Belarusian bodybuilder (1988–2024)

Illia Yefimchyk (Ілля Яфімчык; 23 April 1988 – 11 September 2024), more commonly known as Illia Golem, was a Belarusian bodybuilder. He was 6 ft 1 in tall and weighed 340 lb.

== Career ==
According to Muscle and Fitness magazine, he considered Arnold Schwarzenegger and Sylvester Stallone as his basic source of inspiration. As a teenager, Yefimchyk weighed approximately 70 kg and was not able to perform pushups. He adopted a strict training schedule and work ethic, including exercise physiology.

He gained the nicknames "The Mutant" and "The 340lbs Beast", and became known as "Golem" after the folk creature.

Yefimchyk ate a daily diet of at least 6,000 calories, and up to 17,000 on some days.

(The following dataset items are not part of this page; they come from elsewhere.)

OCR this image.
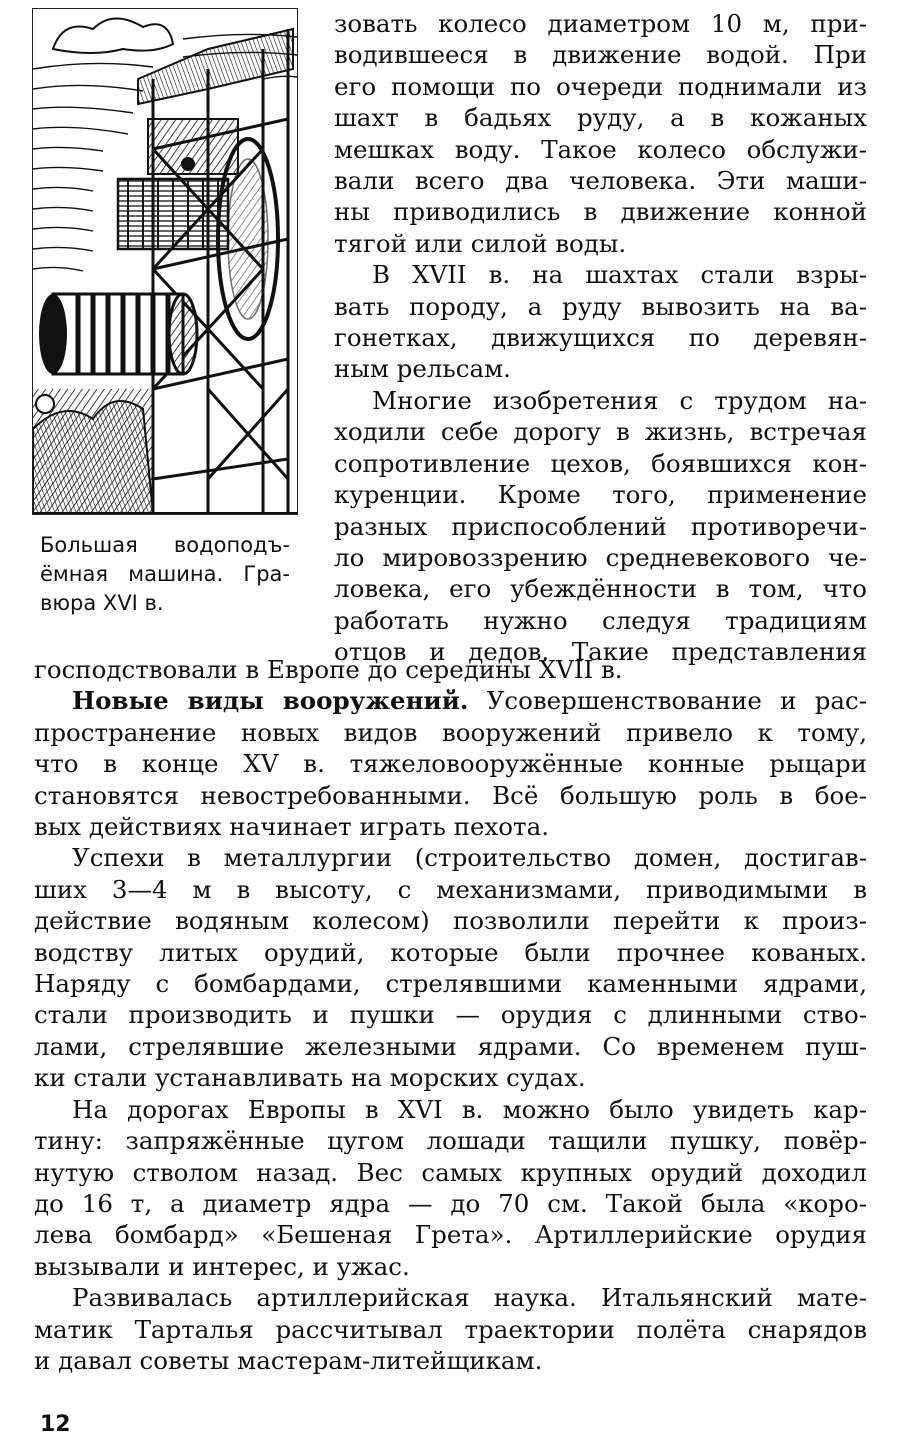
Большая водоподъ-
ёмная машина. Гра-
вюра XVI в.
зовать колесо диаметром 10 м, при-
водившееся в движение водой. При
его помощи по очереди поднимали из
шахт в бадьях руду, а в кожаных
мешках воду. Такое колесо обслужи-
вали всего два человека. Эти маши-
ны приводились в движение конной
тягой или силой воды.
В XVII в. на шахтах стали взры-
вать породу, а руду вывозить на ва-
гонетках, движущихся по деревян-
ным рельсам.
Многие изобретения с трудом на-
ходили себе дорогу в жизнь, встречая
сопротивление цехов, боявшихся кон-
куренции. Кроме того, применение
разных приспособлений противоречи-
ло мировоззрению средневекового че-
ловека, его убеждённости в том, что
работать нужно следуя традициям
отцов и дедов. Такие представления
господствовали в Европе до середины XVII в.
Новые виды вооружений. Усовершенствование и рас-
пространение новых видов вооружений привело к тому,
что в конце XV в. тяжеловооружённые конные рыцари
становятся невостребованными. Всё большую роль в бое-
вых действиях начинает играть пехота.
Успехи в металлургии (строительство домен, достигав-
ших 3—4 м в высоту, с механизмами, приводимыми в
действие водяным колесом) позволили перейти к произ-
водству литых орудий, которые были прочнее кованых.
Наряду с бомбардами, стрелявшими каменными ядрами,
стали производить и пушки — орудия с длинными ство-
лами, стрелявшие железными ядрами. Со временем пуш-
ки стали устанавливать на морских судах.
На дорогах Европы в XVI в. можно было увидеть кар-
тину: запряжённые цугом лошади тащили пушку, повёр-
нутую стволом назад. Вес самых крупных орудий доходил
до 16 т, а диаметр ядра — до 70 см. Такой была «коро-
лева бомбард» «Бешеная Грета». Артиллерийские орудия
вызывали и интерес, и ужас.
Развивалась артиллерийская наука. Итальянский мате-
матик Тарталья рассчитывал траектории полёта снарядов
и давал советы мастерам-литейщикам.
12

At the time of his death, his chest measured 61 in and his biceps 25 in.

Yefimchyk never competed in professional bodybuilding events and competitions. Instead, he regularly shared his daily training routines via social media platforms, which garnered him media attention. His most notable feats in bodybuilding were 600 lb bench press and 700 lb deadlift, which gained him a huge fanbase including over 300,000 Instagram followers.

== Death ==
Yefimchyk suffered a heart attack on 6 September 2024. His wife Anna performed chest compressions until an ambulance arrived, and he was admitted to intensive care in a coma. He was pronounced dead five days later, on 11 September, at the age of 36. The cause of death was cardiac arrest.